韩乔明,南京工业大学教授,主要从事优化理论算法及应用研究,对图的剖分问题、点覆盖问题、报童问题以及投资组合等有深入的研究,发表学术论文二十余篇,其中国际顶尖运筹学期刊《Operations Research》两篇、《Mathematical Programming 》一篇。主持、参与六项国家自然科学基金的研究工作。
讲座主要内容
1. The Fisher market is one of the most fundamental models for resource allocation. However, classical Fisher markets (i) only consider two types of constraints, i.e., budgets of individual buyers and capacities of goods, and (ii) involve a complete information setting wherein buyers' utilities are known, and all the transactions happen in a static market. In this talk, we present generalizations of classical Fisher markets to settings when agents have additional linear constraints and when buyers arrive at the market sequentially with utilities and budgets that are not known a priori to the market designer. We first show that the addition of linear constraints introduces non-convexities into Fisher markets as the equilibrium price set may be non-convex, and computing equilibria is, in general, PPAD-hard.
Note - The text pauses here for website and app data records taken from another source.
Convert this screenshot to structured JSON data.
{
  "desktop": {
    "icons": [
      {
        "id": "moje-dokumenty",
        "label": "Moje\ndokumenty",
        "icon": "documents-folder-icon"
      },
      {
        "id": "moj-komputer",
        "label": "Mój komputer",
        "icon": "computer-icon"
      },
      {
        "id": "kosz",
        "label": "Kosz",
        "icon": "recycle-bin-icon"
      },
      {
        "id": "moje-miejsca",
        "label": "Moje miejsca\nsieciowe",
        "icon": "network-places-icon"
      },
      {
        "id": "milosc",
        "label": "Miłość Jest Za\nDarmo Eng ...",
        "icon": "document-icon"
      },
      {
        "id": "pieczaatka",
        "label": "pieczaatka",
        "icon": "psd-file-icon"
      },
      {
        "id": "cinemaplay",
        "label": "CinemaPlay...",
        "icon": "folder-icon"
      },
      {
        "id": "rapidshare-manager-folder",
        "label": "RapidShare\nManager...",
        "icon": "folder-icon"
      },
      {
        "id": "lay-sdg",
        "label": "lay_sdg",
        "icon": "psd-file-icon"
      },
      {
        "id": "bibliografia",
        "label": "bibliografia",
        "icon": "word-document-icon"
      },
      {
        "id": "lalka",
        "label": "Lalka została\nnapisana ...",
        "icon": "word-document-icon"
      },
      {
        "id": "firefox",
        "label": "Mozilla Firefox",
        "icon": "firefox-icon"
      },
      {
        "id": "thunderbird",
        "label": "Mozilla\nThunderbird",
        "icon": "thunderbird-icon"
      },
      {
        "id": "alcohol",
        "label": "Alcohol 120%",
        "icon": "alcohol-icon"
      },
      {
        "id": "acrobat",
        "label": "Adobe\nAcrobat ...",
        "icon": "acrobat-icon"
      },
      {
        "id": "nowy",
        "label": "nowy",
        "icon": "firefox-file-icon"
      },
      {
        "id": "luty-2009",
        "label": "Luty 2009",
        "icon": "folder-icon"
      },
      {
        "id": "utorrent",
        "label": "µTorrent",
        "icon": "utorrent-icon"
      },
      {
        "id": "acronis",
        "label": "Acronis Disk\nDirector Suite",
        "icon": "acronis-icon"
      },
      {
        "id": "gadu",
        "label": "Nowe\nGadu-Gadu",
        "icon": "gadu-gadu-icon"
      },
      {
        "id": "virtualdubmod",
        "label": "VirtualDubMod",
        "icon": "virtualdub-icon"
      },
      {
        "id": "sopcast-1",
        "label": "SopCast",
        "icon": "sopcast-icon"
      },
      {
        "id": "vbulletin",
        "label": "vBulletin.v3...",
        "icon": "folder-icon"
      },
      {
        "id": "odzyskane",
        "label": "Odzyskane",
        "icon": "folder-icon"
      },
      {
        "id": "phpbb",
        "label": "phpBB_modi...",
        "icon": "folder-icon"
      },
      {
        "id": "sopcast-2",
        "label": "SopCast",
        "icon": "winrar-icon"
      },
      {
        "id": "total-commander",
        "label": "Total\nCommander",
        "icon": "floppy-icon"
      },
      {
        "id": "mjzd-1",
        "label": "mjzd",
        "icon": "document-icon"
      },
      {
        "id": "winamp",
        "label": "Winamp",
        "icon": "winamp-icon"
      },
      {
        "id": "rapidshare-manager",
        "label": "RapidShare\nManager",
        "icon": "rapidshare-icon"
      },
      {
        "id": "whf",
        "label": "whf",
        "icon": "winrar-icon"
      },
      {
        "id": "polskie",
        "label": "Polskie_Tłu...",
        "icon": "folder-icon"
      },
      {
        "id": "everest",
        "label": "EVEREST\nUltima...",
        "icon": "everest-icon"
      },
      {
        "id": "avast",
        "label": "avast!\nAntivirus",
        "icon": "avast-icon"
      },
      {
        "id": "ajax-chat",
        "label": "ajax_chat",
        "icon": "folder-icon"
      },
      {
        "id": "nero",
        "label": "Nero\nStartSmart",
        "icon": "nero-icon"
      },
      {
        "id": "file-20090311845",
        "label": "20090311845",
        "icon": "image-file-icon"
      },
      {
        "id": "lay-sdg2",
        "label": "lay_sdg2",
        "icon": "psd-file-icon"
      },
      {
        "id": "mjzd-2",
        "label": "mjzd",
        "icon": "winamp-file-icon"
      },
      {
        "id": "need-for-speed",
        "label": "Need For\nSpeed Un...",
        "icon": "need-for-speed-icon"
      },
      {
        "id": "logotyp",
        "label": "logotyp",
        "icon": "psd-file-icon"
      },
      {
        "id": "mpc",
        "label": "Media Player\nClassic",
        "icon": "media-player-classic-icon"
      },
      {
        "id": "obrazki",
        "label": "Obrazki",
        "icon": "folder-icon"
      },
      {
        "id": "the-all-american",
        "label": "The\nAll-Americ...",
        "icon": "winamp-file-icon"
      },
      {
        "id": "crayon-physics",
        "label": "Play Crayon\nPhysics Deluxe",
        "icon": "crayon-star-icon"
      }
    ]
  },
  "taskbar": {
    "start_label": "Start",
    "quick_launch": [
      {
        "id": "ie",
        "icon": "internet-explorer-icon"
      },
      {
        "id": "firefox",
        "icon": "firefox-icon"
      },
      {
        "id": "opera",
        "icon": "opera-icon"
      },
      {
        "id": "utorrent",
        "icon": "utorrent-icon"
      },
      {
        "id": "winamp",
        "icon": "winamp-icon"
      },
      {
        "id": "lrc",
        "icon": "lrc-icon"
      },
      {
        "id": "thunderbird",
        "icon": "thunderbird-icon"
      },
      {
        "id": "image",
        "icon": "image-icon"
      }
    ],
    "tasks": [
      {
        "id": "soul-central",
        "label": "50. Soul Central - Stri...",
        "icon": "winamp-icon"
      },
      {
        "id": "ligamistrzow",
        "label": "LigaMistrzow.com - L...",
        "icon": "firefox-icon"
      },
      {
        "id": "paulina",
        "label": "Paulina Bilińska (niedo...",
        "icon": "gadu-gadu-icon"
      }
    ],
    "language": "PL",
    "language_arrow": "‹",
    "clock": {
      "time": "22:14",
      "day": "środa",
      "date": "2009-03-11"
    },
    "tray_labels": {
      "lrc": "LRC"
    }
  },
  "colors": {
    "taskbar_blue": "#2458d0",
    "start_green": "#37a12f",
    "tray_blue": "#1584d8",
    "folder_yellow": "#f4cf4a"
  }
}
Yet, to set equilibrium prices, we introduce a budget-adjusted social optimization problem (BA-SOP), whose optimal dual variables correspond to the equilibrium prices. Next, we extend the above-mentioned distributed implementation to the online setting when agents arrive sequentially at the market with privately known utility and budget parameters drawn i.i.d. from some distribution. In this setting, we study the performance limitations of static pricing approaches, which set the same prices for all users, and develop two adaptive pricing algorithms, one with knowledge of the distribution and another that solely relies on past observations of user consumption, i.e., revealed preference feedback, with improved performance guarantees.
2. We present an algorithm for the vertex cover problem by combining the LP relaxation and the random edge-reductions. The algorithm has the expected approximation ratio of 23/14=1.643.